Still, for some reason lately God is urging me to tithe on my gross income. Since tithing became a habit, I’ve only been able to muster the net. He’s never bothered me about it before.
Now in the toughest month since I have given up a steady income, I suddenly feel God asking for more.
The timing is inconvenient.
God, if I tithe on the gross, I won’t be able to live on the remaining amount for next two and a half weeks, I reason with him.
God, this is crazy. Why now?
I’ve given you my job, my income, my life … What more do you want?
I want it all.
Somehow I don’t think we’re talking about just money anymore. The words from a worship song play at the fringes of my mind.
“You won’t relent until you have it all. My heart is Yours.”
I always thought those lyrics were a bit ironic. If your heart is His, why won’t He relent? I question the songwriter hypothetically.
Yet, now, I understand what it feels like to think you’re giving everything, then watch Him show the areas you are holding back.

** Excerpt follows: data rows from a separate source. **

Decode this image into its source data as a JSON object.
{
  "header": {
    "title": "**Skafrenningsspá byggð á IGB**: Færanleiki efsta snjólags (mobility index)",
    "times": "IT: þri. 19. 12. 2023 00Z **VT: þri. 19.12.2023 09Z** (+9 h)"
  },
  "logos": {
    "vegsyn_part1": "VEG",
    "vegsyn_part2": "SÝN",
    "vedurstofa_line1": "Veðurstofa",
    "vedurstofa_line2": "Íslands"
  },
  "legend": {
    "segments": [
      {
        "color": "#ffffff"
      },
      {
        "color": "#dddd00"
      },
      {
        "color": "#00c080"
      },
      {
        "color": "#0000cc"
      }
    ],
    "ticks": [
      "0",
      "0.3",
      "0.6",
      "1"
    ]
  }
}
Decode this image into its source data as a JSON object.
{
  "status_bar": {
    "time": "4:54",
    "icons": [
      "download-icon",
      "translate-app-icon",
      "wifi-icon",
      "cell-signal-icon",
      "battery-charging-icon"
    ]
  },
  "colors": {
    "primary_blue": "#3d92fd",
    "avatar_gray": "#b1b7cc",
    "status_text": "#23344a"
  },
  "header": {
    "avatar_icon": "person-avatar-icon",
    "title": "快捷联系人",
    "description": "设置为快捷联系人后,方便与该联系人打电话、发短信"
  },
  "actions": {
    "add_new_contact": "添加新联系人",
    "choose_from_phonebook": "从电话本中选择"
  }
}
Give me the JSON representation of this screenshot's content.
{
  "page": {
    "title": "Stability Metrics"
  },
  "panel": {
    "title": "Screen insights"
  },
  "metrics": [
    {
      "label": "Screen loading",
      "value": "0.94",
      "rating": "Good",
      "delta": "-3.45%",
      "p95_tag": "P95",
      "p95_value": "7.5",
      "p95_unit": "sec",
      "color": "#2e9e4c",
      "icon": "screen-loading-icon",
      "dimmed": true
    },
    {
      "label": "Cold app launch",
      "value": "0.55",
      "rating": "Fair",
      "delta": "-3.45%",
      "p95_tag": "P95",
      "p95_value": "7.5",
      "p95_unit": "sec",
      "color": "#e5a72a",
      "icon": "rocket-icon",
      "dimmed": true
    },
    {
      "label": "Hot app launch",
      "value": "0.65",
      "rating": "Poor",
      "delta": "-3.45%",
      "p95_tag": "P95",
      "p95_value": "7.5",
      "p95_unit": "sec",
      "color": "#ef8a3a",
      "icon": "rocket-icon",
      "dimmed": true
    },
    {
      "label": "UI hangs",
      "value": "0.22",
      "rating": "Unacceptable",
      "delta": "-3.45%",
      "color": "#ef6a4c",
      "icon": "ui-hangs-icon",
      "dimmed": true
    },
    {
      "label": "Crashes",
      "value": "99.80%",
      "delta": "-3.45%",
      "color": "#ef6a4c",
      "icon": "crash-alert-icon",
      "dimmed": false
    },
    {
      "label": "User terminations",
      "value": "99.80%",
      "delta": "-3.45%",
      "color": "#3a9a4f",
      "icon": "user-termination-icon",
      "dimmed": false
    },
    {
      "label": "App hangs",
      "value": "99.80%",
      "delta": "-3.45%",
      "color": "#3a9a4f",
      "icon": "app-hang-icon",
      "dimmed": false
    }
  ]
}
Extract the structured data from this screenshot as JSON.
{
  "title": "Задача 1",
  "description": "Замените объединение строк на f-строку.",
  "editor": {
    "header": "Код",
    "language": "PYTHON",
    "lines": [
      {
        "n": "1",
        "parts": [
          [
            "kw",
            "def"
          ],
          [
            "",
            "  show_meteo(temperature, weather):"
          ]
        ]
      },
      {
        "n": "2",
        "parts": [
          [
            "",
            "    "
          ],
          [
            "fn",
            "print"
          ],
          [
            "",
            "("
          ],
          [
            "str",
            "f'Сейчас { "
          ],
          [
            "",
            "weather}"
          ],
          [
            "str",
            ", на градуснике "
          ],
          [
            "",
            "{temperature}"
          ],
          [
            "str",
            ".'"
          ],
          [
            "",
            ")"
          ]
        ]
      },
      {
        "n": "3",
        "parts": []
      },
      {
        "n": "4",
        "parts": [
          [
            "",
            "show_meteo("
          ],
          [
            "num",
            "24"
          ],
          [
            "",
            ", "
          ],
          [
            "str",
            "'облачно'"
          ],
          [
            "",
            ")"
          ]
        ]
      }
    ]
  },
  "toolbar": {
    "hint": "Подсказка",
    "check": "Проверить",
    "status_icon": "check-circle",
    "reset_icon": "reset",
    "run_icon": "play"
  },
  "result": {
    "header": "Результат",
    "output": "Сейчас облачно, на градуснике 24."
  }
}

I can’t this time, I tell him. Next time, I resolve, scrawling the information on the appropriate lines on the check. I hesitate with my pen over the amount box.
With tears rising to my eyes, I write out the gross amount.
I don’t like the moments when my lack of trust shines through, after he’s provided time and time again, sometimes in miraculous ways. Sometimes I wonder if He grows weary of me clinging to my independence and control. Yet even that question lacks understanding of His grace.
Each time I ask, as if He has never come through before, God please come through this time.
And each time, despite my doubt, He does. That’s what I cling to now.